NCRR: The Grassroots Struggle for Japanese American Redress and Reparations is an unusual and admirable work, bringing together the voices of the leaders of this organization, Nikkei for Civil Rights and Reparations, and many of the participants who joined forces to fight for Redress for Japanese Americans who were incarcerated during WWII.
To read this book is to be taken back in time in the 1970s and 80s when our community, the Japanese American Community, was in a huge struggle, in a big effort to deal with the past and to confront the American government, in all its power and majesty, in Washington, D.C., with its criminal past when it incarcerated 120,000 of its own people in concentration camps during WWII. For those who were involved in that effort, I believe that it was a life changing and affirmative period, to know that we were fighting to expose a great injustice, to call the government to account for what it had done, and to honor our families, our parents and grandparents who had to endure incarceration and the losses and humiliations that were thrust upon them.
There have been other books written about this history, most by historians and scholars, but this one has the depth and detail supplied by some of those who lived it, who joined up and stuck with it for years, who were guided by some truly gifted leaders who never lost sight of what the fight was about.
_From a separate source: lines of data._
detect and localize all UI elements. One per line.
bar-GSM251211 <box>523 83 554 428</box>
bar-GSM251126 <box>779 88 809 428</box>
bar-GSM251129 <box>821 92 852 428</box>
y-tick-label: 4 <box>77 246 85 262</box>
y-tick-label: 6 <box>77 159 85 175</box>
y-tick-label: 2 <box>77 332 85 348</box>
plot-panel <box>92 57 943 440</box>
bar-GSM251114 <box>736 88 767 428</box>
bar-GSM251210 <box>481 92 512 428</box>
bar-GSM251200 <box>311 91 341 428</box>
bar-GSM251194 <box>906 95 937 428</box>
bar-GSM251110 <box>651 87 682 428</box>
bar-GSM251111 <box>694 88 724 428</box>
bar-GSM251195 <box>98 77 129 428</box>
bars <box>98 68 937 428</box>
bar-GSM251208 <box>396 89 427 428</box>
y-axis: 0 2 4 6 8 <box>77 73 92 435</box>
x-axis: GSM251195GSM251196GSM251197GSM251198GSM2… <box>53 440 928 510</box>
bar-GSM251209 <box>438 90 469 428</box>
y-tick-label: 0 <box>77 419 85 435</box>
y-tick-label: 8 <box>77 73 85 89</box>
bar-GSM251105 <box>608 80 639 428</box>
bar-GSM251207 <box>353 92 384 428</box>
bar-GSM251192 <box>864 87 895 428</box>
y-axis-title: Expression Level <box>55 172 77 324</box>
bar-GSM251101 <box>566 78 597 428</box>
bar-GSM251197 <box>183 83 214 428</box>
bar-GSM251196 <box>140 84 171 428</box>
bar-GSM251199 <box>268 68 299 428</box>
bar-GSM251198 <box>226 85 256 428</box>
NCRR was mainly based in Los Angeles, where the population of Nikkei is the greatest, but there were participants in the Bay Area and some in Seattle. It grew out of progressive movements that were in the trenches fighting against “urban renewal” and other community issues, so it was well established by the time Redress became a viable movement. How it managed to involve so many of the elements of the population is an enthralling tale, getting ordinary people to participate, to tell of their experiences, to open up after all the years of relative silence.
What started out as a seemingly hopeless effort took on the value of a crusade, of regaining agency, of taking pride in ourselves as a community. To have achieved Redress and an apology from the government was awesome, and mind bending. What a victory.
A joint effort by the committee itself, this book is generously filled with pictures from the times, so it goes beyond giving individuals voices, but also images so we can see who they were, what they looked like. In a wonderful section on the role of art and media, posters and drawings created by many individuals show how so many contributed to the movement, giving it vitality, force, visual representations of community organizing.
And this book is something of a blueprint for community organizing, for how to go about making changes and opposing the injustices that have been imposed on so many peoples of color and others who have been powerless in our society. It is an invaluable addition to an understanding of our history and our particular story, and of our community.